I spend a lot of my time explaining the perils of excess sugar to my patients and so this particular week I had decided to practise what I preach. I completely banned myself from eating any sugar during my working day. How hard could it be? It was going well on Monday until one of my morning patients brought me a Twix bar. It sat on my desk goading me for half an hour, but then temptation got the better of me. The shiny gold wrapper poked out of the bin mocking my poor willpower for the rest of the morning. The afternoon was going well until our nurse brought in some home-baked chocolate brownies to celebrate her birthday.
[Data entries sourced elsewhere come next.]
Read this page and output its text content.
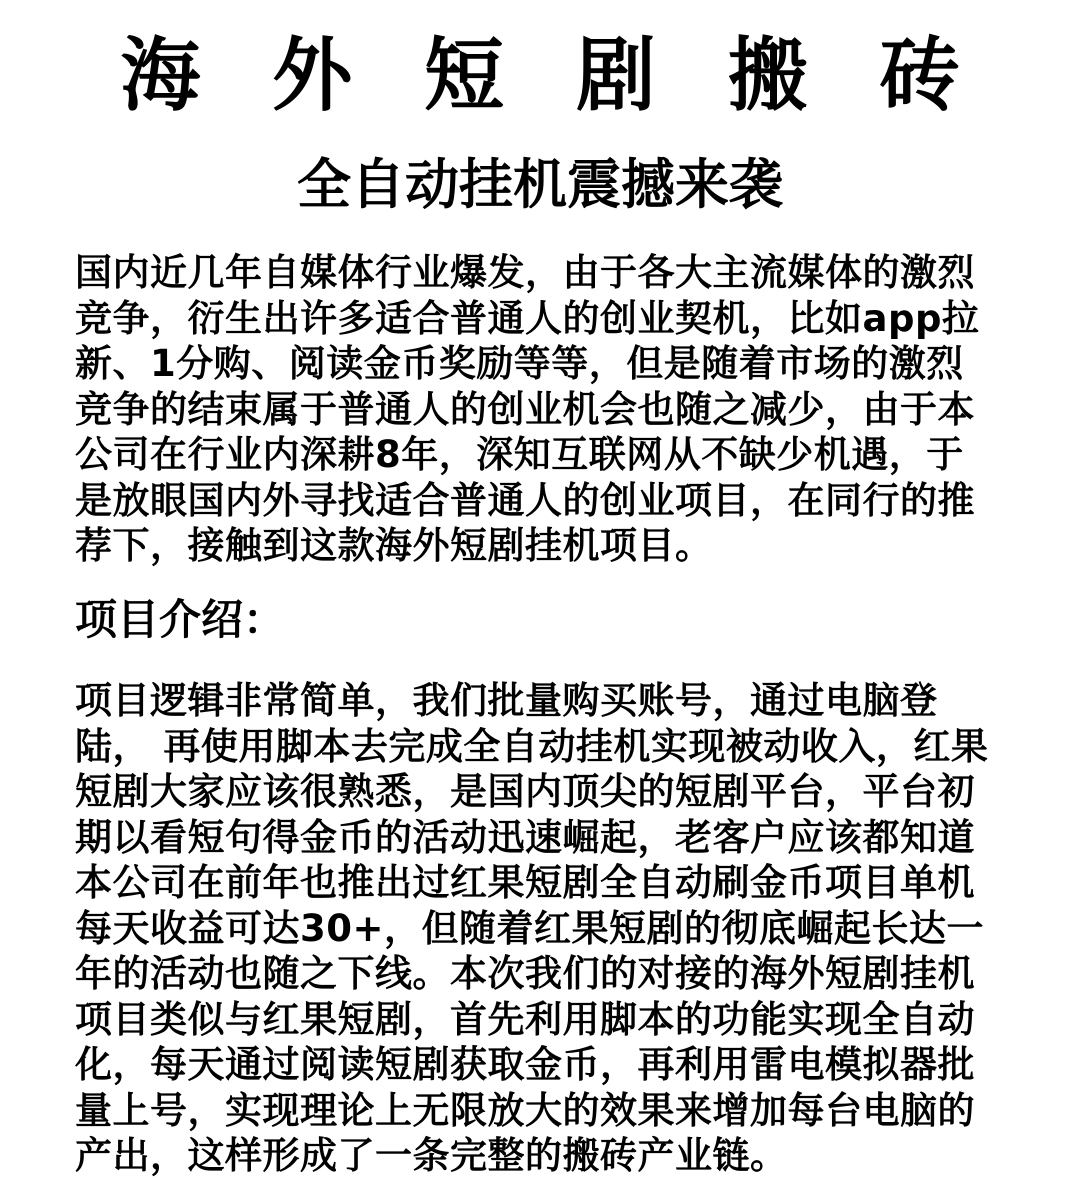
海 外 短 剧 搬 砖
全自动挂机震撼来袭
国内近几年自媒体行业爆发，由于各大主流媒体的激烈
竞争，衍生出许多适合普通人的创业契机，比如app拉
新、1分购、阅读金币奖励等等，但是随着市场的激烈
竞争的结束属于普通人的创业机会也随之减少，由于本
公司在行业内深耕8年，深知互联网从不缺少机遇，于
是放眼国内外寻找适合普通人的创业项目，在同行的推
荐下，接触到这款海外短剧挂机项目。
项目介绍：
项目逻辑非常简单，我们批量购买账号，通过电脑登
陆， 再使用脚本去完成全自动挂机实现被动收入，红果
短剧大家应该很熟悉，是国内顶尖的短剧平台，平台初
期以看短句得金币的活动迅速崛起，老客户应该都知道
本公司在前年也推出过红果短剧全自动刷金币项目单机
每天收益可达30+，但随着红果短剧的彻底崛起长达一
年的活动也随之下线。本次我们的对接的海外短剧挂机
项目类似与红果短剧，首先利用脚本的功能实现全自动
化，每天通过阅读短剧获取金币，再利用雷电模拟器批
量上号，实现理论上无限放大的效果来增加每台电脑的
产出，这样形成了一条完整的搬砖产业链。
It seemed rude not try one and they looked so much more appetising than the pot of sunflower seeds I had optimistically brought in to stave off the predictable mid-afternoon sugar craving…

Changing diet and lifestyle habits that we have held for all of our lives is hard. Our brains are trained to respond positively to the reward of a sugary treat; well, mine is anyway.

Fortunately for my diabetic patients, we have a fantastic new community diabetes team. The nurses who run it are enthusiastic and welcoming and offer clear non-judgmental advice and support on everything related to diabetes. They don’t preach or lecture but just allow patients to come and ask questions, meet each other, dispel myths and hopefully feel motivated to make the changes they need to control their disease.

Right now I’m slim, young and active, but I’m certainly not immune to getting diabetes one day. For those of you feeling ‘holier than thou’, who can live on a diet of porridge oats and celery, I salute you, but for the rest of us mere mortals let’s look at some more practical ways of helping fight diabetes rather than solely looking to vilify the victims of the disease. I mentioned how brilliant our community diabetes team is, but I really wish we had a similar service to help overweight patients before they develop the disease. Practical, simple, non-judgmental support would be a real investment and potentially pay for itself many times over if it successfully reduced diabetes.

We do need to work hard together to effectively prevent and treat type 2 diabetes, but ultimately, if the NHS collapses it will do so because of underfunding and government privatisation. Let’s not blame type 2 diabetics who already have enough on their plate (pun intended).